The government makes it clear that it sees “red tape” in the current planning system as the barrier to delivery of infrastructure within acceptable timescales. Describing the current system as “too slow and fragmented” and offering examples of offshore windfarms taking up to four years to work their way through the planning processes, the Growth Plan blames a “complex patchwork of environmental and regulatory rules”.

It then identifies four areas in which it intends to make changes to speed up the process:

  • Reducing the burden of environmental assessments
  • Reducing bureaucracy in the consultation process
  • Reforming habitats and species regulations
  • Increasing the flexibility to make changes to DCOs once they have been submitted

It is expected that these changes will come forward through the promised Planning and Infrastructure Bill. However, the Growth Plan itself contains absolutely no details on how these four aims will be achieved. The changes are potentially wide-ranging in nature, covering several different stages in the DCO application process and for that reason all those working in that area will need to keep an eye out for further updates.
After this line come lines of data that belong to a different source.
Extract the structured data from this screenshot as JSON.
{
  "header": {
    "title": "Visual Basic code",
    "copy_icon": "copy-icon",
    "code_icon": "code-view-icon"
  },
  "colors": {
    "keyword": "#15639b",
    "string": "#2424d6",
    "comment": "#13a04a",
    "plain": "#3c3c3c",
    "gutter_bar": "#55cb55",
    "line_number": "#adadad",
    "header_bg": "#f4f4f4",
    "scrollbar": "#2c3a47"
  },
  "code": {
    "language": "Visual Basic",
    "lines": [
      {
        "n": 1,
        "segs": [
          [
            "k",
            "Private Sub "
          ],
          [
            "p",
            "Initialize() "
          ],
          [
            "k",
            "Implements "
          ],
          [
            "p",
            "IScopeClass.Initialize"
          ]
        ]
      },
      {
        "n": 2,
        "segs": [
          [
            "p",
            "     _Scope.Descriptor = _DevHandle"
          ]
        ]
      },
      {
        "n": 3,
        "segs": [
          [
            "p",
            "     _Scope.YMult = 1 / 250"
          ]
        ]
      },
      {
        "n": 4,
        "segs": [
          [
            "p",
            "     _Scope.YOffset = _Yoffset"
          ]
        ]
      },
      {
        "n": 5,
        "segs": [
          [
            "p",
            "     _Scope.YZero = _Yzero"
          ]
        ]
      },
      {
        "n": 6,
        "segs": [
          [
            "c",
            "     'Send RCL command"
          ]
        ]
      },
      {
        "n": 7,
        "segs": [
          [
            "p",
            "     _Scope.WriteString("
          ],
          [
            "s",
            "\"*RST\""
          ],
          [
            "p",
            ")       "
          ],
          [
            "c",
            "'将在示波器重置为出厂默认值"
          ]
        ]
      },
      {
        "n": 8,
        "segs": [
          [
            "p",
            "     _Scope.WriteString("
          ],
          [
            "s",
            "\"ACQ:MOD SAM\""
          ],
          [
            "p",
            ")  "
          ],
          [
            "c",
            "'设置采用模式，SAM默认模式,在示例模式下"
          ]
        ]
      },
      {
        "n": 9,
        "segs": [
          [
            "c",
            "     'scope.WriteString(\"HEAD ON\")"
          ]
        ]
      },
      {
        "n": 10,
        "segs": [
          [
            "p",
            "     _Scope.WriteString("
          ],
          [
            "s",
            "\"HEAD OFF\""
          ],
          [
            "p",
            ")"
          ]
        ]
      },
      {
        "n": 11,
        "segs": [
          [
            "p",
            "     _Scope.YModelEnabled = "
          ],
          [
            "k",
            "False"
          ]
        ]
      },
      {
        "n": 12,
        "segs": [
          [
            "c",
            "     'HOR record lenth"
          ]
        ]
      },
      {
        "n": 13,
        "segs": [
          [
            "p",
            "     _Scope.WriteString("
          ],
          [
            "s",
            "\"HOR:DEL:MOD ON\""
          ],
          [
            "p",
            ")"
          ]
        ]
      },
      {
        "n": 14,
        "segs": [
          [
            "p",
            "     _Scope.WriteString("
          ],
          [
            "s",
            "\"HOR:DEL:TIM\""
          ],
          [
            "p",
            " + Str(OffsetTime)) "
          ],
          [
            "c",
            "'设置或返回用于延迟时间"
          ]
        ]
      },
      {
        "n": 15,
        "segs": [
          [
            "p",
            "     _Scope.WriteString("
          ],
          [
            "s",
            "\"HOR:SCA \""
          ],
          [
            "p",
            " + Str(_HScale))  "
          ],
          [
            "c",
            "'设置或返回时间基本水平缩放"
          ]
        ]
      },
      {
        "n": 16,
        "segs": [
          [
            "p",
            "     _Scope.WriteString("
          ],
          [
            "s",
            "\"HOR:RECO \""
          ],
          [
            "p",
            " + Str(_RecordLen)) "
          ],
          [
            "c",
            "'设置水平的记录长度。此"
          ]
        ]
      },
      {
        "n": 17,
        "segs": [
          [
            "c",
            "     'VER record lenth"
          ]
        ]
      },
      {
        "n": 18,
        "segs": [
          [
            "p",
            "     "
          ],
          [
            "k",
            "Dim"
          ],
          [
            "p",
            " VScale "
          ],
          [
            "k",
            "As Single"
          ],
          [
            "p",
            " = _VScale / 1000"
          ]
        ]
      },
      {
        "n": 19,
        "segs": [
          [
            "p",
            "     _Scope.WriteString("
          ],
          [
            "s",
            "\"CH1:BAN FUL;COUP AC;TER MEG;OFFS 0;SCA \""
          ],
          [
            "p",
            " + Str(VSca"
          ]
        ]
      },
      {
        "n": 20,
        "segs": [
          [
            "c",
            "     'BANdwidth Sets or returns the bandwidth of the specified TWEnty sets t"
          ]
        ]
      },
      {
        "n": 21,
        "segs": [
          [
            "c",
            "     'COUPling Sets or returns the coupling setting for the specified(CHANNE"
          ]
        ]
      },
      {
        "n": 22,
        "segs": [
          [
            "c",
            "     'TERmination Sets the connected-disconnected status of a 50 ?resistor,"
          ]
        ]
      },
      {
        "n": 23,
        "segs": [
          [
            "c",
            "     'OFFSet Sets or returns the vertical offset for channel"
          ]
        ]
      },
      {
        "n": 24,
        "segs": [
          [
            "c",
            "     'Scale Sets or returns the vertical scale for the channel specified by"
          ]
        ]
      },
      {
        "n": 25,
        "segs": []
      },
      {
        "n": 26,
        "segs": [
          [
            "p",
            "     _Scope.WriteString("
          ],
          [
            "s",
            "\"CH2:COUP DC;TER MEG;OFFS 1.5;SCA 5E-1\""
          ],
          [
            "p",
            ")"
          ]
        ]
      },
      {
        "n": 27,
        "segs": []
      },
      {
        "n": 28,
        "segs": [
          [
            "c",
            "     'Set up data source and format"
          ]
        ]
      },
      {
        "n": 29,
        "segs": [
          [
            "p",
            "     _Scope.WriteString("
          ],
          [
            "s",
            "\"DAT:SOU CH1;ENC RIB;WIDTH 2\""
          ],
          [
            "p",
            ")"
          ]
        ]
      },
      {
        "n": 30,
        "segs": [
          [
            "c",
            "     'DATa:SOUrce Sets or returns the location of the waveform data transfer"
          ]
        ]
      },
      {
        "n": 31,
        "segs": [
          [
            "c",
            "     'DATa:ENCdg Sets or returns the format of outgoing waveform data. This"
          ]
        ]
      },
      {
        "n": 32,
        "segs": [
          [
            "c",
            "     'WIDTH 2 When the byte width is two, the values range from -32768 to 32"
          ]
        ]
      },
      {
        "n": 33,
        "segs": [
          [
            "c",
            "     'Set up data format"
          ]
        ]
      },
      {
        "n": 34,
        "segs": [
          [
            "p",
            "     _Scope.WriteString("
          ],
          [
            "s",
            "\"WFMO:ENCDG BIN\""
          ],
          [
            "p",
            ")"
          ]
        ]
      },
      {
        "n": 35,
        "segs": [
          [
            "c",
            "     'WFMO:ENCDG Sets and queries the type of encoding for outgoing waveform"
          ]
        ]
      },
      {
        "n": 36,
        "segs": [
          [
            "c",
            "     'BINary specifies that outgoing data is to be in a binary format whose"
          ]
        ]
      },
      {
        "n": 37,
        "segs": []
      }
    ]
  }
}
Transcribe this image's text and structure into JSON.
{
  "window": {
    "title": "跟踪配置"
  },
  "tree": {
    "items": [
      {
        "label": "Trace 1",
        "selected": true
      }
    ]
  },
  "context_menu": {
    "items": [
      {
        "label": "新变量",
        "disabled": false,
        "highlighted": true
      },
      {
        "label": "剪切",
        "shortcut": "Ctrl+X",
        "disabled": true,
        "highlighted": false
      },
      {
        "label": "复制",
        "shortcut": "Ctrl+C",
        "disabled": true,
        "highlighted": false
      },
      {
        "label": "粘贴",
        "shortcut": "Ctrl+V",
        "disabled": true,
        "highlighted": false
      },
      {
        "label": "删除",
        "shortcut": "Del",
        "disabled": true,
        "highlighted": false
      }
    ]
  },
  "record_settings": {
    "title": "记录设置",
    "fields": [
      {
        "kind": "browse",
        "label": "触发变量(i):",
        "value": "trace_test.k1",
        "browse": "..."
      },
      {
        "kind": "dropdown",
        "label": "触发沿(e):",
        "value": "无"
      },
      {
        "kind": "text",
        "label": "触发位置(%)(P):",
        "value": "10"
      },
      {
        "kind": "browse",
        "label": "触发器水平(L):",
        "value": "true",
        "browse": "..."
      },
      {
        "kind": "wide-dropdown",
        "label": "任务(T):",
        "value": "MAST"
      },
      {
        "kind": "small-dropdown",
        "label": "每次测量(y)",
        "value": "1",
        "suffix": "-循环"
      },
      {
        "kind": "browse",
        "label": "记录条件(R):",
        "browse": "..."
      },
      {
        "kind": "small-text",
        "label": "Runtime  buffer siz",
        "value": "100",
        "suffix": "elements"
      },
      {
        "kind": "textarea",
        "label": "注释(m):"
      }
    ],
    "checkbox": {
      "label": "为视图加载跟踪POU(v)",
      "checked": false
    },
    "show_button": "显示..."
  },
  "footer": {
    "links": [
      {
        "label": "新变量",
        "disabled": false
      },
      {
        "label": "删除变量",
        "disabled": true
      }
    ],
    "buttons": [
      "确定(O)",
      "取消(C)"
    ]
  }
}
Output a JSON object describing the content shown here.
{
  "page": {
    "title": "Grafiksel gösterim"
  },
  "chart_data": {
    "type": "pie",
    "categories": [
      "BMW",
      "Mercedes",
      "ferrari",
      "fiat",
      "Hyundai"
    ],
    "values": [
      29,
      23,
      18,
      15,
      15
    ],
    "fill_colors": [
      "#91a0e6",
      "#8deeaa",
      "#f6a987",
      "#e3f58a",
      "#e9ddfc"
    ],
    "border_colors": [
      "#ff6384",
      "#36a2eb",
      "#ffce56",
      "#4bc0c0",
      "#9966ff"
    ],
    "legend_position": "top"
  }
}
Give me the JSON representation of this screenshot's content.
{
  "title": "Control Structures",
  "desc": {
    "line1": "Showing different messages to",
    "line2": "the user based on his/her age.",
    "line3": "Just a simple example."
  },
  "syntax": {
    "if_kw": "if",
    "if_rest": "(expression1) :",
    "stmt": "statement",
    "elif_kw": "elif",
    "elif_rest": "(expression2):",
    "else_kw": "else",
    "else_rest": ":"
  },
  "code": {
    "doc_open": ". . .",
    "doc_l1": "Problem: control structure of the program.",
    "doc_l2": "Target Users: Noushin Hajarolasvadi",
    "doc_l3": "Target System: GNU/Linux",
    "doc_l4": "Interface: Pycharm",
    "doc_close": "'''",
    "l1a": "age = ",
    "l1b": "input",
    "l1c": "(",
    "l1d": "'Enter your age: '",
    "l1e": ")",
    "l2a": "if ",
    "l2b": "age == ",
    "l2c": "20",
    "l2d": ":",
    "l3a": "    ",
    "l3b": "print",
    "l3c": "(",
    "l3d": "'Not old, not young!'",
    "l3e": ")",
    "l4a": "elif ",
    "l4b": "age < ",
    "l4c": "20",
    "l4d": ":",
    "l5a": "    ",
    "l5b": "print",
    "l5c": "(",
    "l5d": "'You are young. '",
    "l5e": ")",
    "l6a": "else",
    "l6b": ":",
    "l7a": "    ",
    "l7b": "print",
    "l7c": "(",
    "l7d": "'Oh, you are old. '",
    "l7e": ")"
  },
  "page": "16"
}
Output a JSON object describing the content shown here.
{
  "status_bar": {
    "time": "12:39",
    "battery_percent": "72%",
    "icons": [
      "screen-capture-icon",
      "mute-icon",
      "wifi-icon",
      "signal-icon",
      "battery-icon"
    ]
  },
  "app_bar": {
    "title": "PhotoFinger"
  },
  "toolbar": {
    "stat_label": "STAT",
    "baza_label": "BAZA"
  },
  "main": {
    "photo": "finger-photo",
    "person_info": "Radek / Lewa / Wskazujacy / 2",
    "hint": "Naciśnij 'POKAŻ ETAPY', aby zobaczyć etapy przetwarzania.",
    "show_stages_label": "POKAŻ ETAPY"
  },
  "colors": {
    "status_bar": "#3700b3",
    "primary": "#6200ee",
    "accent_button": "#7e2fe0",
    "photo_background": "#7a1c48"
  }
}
The key will be the detail in the draft legislation once published.

The Growth Plan does contain more specific changes in relation to individual sectors, as follows:

  • Prioritising the delivery of new National Policy Statements for energy, water resources and national networks
  • Changing the policy around onshore wind to ensure it is deployed more easily
  • Reforms to accelerate road delivery, including potential changes to the Judicial Review system
  • Changes to allow telecoms operators easier access to telegraph poles on private land to support the installation of gigabit capable broadband

However, again, the industry’s ability to act on this will be limited without further detail on how these aims are to be achieved.